According to Ministry of Justice data, a total of 1,169 certificates (GRCs) gender recognition certificates were handed out in the year leading up to March, The Telegraphreported.

This marks the highest annual total since the document was introduced in 2005 under the left-wing Labour Party government of then-Prime Minister Tony Blair. It also represented a 221 per cent increase over 2019-20, when just 364 GRCs were issued.

In total, 9,633 gender recognition certificates have been given out since their introduction through the Gender Recognition Act.

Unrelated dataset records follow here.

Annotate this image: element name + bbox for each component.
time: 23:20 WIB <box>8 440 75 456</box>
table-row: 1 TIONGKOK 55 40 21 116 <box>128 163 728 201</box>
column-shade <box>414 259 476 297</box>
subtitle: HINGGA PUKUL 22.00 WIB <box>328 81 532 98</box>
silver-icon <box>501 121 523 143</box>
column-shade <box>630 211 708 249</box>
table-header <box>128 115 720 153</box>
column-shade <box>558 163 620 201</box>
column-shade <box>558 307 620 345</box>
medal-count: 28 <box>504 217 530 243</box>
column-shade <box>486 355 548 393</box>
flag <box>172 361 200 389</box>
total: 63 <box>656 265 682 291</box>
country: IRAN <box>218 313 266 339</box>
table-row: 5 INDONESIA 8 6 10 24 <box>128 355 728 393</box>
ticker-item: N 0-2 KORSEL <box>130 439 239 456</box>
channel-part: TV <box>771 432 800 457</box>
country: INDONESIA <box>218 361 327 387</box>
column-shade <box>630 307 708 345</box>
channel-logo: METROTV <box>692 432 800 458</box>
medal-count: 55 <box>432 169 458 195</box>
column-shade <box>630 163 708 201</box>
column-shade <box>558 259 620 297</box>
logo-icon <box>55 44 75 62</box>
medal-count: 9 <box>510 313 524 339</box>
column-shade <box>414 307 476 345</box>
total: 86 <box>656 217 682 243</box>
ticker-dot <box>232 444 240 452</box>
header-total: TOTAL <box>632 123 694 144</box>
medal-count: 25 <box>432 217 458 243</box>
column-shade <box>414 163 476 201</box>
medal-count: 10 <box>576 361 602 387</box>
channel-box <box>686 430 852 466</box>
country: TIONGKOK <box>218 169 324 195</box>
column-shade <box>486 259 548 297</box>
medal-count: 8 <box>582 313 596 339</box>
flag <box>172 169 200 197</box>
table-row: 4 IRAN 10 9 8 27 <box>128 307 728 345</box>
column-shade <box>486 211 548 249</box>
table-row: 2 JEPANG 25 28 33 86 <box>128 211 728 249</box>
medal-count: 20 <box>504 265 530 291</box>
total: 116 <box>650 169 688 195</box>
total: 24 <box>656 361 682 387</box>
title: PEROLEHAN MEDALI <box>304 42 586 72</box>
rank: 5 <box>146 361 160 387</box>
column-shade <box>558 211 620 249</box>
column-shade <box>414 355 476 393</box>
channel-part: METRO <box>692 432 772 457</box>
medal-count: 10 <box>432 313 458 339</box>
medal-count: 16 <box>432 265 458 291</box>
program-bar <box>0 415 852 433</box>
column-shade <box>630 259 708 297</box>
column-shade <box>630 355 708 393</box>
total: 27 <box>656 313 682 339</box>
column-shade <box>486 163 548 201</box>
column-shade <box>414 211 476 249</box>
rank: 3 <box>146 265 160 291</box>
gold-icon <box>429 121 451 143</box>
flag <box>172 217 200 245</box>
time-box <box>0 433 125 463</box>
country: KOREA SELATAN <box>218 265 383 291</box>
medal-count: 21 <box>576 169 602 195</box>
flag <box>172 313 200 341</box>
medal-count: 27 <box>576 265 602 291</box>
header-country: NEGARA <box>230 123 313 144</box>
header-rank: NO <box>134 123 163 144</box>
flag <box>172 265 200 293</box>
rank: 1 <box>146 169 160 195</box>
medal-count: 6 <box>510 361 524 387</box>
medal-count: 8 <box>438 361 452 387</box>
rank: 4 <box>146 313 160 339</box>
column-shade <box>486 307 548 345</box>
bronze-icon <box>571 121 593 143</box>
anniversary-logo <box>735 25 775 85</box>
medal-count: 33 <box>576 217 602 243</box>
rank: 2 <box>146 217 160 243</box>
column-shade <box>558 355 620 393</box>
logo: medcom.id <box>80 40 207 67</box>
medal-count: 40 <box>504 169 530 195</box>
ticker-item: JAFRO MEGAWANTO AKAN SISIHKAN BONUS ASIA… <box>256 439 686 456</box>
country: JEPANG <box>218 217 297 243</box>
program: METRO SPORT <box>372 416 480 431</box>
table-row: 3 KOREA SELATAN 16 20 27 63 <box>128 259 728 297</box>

Under the law, adults in Britain can legally change the gender on their birth certificate by obtaining a GRC. To do so, a person must apply to a panel of legal and medical experts showing that they have been clinically diagnosed with gender dysphoria and have lived as the opposite sex for at least two years.

The stark increase has been attributed to the previous Conservative government’s move in 2021 to cut the application fees from £140 to £5 and move the process online.

There has also been a drastic increase in the number of young people legally applying to change their gender, with 68 per cent of certificates being given over the past year to people born since 1990.

This perhaps lends credence to the theory that transgenderism has become a social contagion, first posited in 2018 by America physician and researcher Dr. Lisa Littman, who has argued that Rapid Onset Gender Dysphoria (ROGD) could explain the “increase in gender dysphoria among adolescents, especially adolescent females.”

The practical use of gender recognition certificates has come into question in Britain in recent months following the landmark ruling from the Supreme Court, which found that “the concept of sex is binary, a person is either a woman or a man.”

The Equality and Human Rights Commission (EHRC) said in the wake of the ruling that public-facing organisations such as hospitals, restaurants, and shops should no longer allow biologically male transgender individuals to enter female-only spaces like bathrooms.

The ruling said those with GRCs could also be excluded from such spaces if “proportionate”.